Understanding the architecture

Components of a DataStax Apache Kafka Connector implementation.

The DataStax Apache Kafka™ Connector is deployed on the Kafka Connect Worker nodes and runs within the worker JVM. The Kafka Connect Worker Framework handles automatic rebalancing of tasks when new nodes are added and also ships with a built-in REST API for operator actions. Running the connector in this framework enables multiple DataStax connector instances to share the load and to scale horizontally when run in Distributed Mode. The diagram below shows how the DataStax Connector fits into the Kafka ecosystem.

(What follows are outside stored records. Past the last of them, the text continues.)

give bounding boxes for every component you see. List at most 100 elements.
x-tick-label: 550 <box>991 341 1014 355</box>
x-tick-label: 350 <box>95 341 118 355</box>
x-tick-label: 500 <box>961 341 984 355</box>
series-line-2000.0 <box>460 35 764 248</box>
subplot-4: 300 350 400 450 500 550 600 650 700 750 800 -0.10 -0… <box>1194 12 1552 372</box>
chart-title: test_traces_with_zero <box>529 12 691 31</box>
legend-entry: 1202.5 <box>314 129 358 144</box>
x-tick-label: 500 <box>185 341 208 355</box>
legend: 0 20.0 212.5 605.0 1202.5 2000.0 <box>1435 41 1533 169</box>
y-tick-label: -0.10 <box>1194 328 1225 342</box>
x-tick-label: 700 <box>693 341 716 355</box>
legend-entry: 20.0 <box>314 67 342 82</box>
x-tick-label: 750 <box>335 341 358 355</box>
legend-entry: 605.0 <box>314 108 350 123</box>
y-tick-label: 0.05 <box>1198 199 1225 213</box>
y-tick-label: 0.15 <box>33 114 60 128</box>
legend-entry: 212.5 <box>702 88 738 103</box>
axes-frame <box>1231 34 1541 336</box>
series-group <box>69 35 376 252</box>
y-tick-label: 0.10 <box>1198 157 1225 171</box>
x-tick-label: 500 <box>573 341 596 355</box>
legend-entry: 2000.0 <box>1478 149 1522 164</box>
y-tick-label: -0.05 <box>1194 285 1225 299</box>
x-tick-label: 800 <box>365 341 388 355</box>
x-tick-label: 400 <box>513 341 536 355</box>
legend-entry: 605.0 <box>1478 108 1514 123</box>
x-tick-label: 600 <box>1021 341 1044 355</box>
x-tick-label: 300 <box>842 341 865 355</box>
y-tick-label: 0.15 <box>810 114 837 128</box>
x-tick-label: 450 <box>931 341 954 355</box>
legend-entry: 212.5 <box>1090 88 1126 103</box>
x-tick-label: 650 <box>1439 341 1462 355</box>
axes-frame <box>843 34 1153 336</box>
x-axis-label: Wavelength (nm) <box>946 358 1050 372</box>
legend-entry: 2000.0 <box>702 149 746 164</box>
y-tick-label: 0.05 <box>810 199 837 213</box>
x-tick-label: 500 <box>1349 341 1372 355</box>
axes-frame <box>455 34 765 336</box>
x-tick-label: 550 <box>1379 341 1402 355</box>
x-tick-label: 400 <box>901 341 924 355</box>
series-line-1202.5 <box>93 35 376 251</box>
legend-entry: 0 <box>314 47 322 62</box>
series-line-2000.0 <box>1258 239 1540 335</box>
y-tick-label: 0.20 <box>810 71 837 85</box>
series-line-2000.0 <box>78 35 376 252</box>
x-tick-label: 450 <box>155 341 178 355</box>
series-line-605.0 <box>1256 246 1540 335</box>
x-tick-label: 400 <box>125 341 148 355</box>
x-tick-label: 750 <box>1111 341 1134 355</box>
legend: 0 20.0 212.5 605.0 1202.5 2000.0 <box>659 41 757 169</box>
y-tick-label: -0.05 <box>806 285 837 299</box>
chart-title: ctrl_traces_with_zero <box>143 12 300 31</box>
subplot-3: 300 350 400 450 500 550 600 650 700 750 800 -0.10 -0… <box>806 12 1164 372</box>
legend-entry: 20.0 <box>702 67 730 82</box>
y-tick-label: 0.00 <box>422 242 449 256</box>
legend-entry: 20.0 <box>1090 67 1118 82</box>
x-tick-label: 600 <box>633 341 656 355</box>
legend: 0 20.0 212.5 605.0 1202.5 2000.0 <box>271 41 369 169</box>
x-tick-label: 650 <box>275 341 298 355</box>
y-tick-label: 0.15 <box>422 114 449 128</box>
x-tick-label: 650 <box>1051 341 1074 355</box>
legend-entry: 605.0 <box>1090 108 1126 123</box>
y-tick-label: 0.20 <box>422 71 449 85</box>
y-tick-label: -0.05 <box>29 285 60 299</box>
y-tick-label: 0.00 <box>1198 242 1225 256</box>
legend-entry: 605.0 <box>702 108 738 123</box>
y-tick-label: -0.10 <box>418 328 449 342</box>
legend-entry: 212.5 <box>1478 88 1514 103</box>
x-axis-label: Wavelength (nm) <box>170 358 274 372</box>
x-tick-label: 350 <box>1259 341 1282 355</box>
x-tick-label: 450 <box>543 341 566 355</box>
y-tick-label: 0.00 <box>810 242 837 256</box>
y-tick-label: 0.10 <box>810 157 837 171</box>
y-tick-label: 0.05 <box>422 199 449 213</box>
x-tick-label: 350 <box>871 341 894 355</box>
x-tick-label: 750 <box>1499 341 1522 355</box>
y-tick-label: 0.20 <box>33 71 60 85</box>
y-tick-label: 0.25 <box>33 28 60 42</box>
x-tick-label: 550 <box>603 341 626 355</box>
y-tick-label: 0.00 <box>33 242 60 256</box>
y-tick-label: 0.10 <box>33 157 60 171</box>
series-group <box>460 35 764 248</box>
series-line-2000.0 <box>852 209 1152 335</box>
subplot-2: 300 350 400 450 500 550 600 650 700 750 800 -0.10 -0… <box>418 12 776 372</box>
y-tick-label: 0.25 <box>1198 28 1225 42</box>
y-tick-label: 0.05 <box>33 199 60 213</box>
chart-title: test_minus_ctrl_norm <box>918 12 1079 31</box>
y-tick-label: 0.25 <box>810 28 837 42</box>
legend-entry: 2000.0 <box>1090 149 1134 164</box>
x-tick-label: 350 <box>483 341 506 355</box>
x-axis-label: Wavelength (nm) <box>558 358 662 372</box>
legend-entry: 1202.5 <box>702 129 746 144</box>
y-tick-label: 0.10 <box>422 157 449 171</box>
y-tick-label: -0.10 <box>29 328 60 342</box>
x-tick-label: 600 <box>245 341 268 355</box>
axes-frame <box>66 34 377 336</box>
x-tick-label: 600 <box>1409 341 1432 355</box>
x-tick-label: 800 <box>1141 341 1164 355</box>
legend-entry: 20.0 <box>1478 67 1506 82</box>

The environment is compromised of the following components:
  • Data sources - Original source of the data, such as databases, applications, and other services like Salesforce and Twitter.
  • Kafka platform
    • Kafka brokers - Responsible for storing Kafka topics.
    • Kafka connect workers - The nodes running the Kafka connect framework that run producer and consumer plug-ins (Kafka connectors).
      • Source connectors - Push messages (data) from the original sources to Kafka brokers.
      • Sink connectors - Workers running one or more instances of the DataStax Kafka Connector, which pulls messages from Kafka topics and writes them to a database table on the DataStax platform using the DataStax Enteprise Java driver.
  • DataStax platform - Connector writes to DataStax Enterprise (DSE) or DataStax Distribution of Apache Cassandra™ (DDAC) nodes.
    Note: All nodes in each cluster must be uniformly licensed to use the same subscription. For example, if a cluster contains 5 nodes, all 5 must be DDAC nodes, or all 5 must be DSE nodes.